13. Systematic Continuous Curriculum Development

One thing that I’ve always wondered is why do curriculums largely stay the same year after year? I remember textbooks that get passed on year after year, content that is decades old and largely irrelevant, but still taught due to tradition or lack of new content. Why is it that traditional school curriculums tend to stay the same and be so adverse to change? With the change around the world accelerating, curriculums should constantly be updating to stay relevant.

In the last two chapters, we explored real world and experiential learning, which ties deeply to what is happening in the real world and removes the barriers that separate the academia bubble with the rest of the world. With real world and experiential learning, there will be a large amount of curriculum development that needs to be done. Not only does most of this curriculum not exist in a digestible or trackable format yet, the curriculum will need to evolve as things change. It will also need to get localized, whether it be language or context. Additionally, as more information becomes available, parts of the curriculum content will potentially need to be updated to reflect the latest discoveries and current affairs. Much like Wikipedia, the curriculum content should be kept up to date.

There are currently schools that already have a flexible curriculum. Democratic Schools, or Sudbury Schools, are schools where the entire curriculum is defined by the students and teachers there. The curriculum is altered depending on the needs and wants of each student and students are allowed to play and explore during the majority of their time in school.

This is essentially how we want to approach curriculum and course development, but with a more systematic and rule-based structure so that the effort spent on developing a module or piece of the curriculum does not get lost after the project is done. There will also need to be significantly more work done to make the piece of curriculum courses available to be used in the digital portfolio.

To do this, course development needs to be treated like individual projects and uses the following steps:

  1. The project starts off with a target or goal that the piece of curriculum wants to achieve for a student.

  2. After that, students will take the course and give feedback on it with suggestions on how they might change parts of it.

  3. The course is iterated upon and updated.

For software developers, this reads like open source software, which is absolutely correct. It is open source curriculum and course development. Systems are put in place to track the feedback and recommendations. The feedback and recommendations is then, in turn, used to design for the changes and updates to the course.

Courses will use version control to track changes so anybody can always review the historical changes. It also keeps the ability for students to take older versions of the course if the new one has changes that they don’t agree with. This also means that courses can be duplicated to design a similar course with a different methodology for learning the content, allowing for A/B testing of the courses and for certain versions better suited for different types of learners.

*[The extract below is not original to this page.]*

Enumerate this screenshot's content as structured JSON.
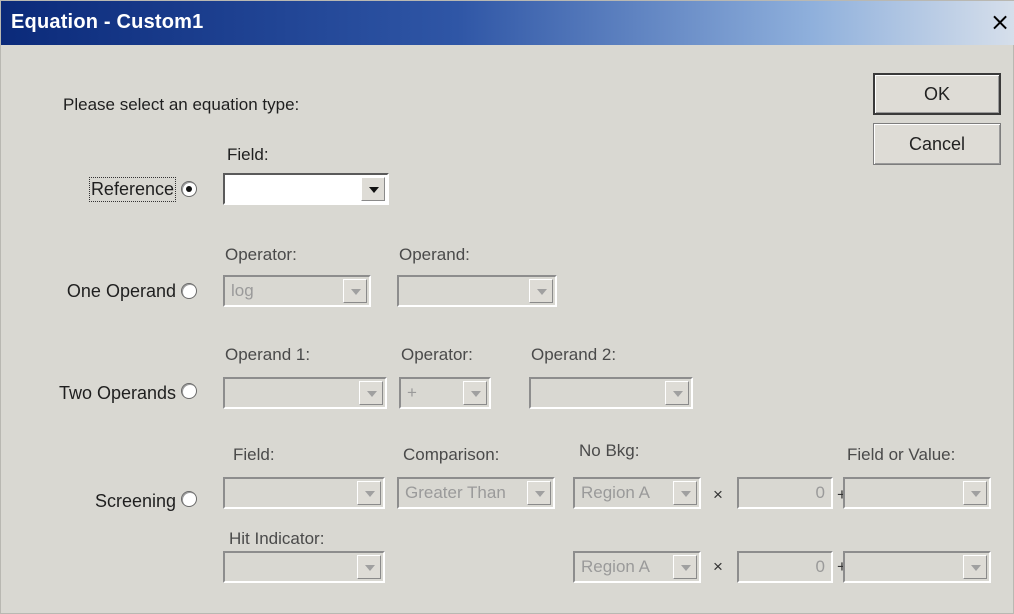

To maintain a high quality of content and courses, a recommendation system is used to collect votes and reviews by students who have taken the course. Initially, there would be a central planning community that would seed the courses, but the goal is to make it so that courses start getting developed by the school community and the best versions get voted to the top.

The best part about all this is that anybody can participate in the development of these courses. Teachers, students, professionals, or anybody that is part of the community can contribute, whether it be adding content, voting, or giving feedback.

Here’s an example of how this might work. Let’s say a group comprised of teachers and students want to create a course to promote environmental sustainability. They brainstorm on different ideas that can be hands-on and project-based. They decide on making homemade soap by recycling oils. The initial course becomes a basic text-based tutorial on making soap. Someone then connects a section on why waste cooking oils can be dangerous to wildlife if not dealt with properly. Someone else connects a section on the chemistry of how cooking oil and lye, or sodium hydroxide, reacts to create soap. A group of students take the course and decide to film all the steps and adds the video to the tutorial so that videos are now available. Someone notices that the concept of soap is never official described, so they add a section that describes what soap and saponification is. Someone in the group decides to add a small quiz that includes questions on everything that was brought up before. Someone else decides to create a questionnaire that asks students to help brainstorm other ideas on improving environmental sustainability

As bits and pieces get added to it, the course gets bigger and more complex. Students who take the course write reviews about what they liked about the course and what they learned. Likewise, students are expect to write what they didn’t like about the course and give constructive feedback and criticism so that others can review the course to see how it can be improved. And at some point, the course might get too big and complicated, so someone might decide to split it into multiple smaller courses that are connected instead.

A curriculum with an ever evolving and growing number of courses and content created by the community is a way to better connect academia and the real world. It is very possible that there will be too many courses and the system becomes overrun with content. That is why it is important to have a system in place that allows for continuous development while maintaining quality through active participants in the school community to explore and recommend the best from the pile.

A Self-Evolving, Real World, Experiential Learning

With the last few chapters, we have explored the importance of real world connections to academia as well as the importance of focusing on experiential learning. We end this section with this chapter where we explore a systematic way in which the curriculum can be continuously developed.

In summary, this is the basic premise behind a self-evolving, real world, experiential learning, where students are experiencing real world content that is able to keep up with the present that continuous to accelerate towards the future.